The view from England after the United States and England play to a 1-1 tie.

The stadium scene.
June 12 2010 8:52 PM

A Draw, and the Drinkers Go Home

The view from England after the United States and England play to a 1-1 tie.

Read Slate's complete coverage of the 2010 FIFA World Cup. Also in Slate, Luke O'Brien says American fans in South Africa are jubilant over the United States' draw with England.

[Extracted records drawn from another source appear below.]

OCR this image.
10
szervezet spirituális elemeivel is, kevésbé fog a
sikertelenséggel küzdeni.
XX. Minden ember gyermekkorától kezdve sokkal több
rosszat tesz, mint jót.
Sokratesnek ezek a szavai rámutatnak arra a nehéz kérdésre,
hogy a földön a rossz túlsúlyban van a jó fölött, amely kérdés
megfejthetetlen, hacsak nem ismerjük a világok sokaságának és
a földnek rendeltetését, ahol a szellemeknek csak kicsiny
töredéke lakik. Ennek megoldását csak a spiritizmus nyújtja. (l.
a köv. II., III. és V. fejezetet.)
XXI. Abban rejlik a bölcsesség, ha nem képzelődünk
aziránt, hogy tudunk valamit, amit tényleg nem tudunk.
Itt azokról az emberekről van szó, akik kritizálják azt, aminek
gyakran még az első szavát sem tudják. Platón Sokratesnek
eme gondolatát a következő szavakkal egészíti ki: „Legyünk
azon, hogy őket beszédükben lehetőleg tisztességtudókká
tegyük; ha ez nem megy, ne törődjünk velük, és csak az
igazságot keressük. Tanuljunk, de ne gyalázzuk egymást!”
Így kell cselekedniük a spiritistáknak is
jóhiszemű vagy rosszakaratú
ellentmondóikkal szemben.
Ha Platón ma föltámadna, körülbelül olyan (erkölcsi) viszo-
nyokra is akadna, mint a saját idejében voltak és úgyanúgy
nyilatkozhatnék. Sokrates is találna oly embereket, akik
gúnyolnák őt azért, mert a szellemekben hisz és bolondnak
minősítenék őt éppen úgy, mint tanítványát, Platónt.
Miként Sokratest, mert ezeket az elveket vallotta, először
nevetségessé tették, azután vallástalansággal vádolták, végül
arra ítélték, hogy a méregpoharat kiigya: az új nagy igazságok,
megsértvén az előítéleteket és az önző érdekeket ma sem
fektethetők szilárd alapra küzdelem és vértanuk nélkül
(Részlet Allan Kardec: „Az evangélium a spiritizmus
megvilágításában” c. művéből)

"We drew," said a man with the cross of St George painted on his face at the bar of The Queen, a pub in London's Primrose Hill. Soon, it would be closing time and the crowd at this pub had thinned more than I had anticipated. When I passed by the premises before the match between the United States and England in South Africa, it was heaving. So, I imagine, was every pub in the country that has a television set. Prior to the match, the streets of London seemed deserted; a Sunday morning in London had arrived on a Saturday night. "If England win, you expect a lot of drinking," said the barman before the game. "If England lose, you expect a lot drinking. A draw—the drinkers go home." The barman said this in a way that suggested that he wouldn't be so disappointed with a subdued end to a much-anticipated evening.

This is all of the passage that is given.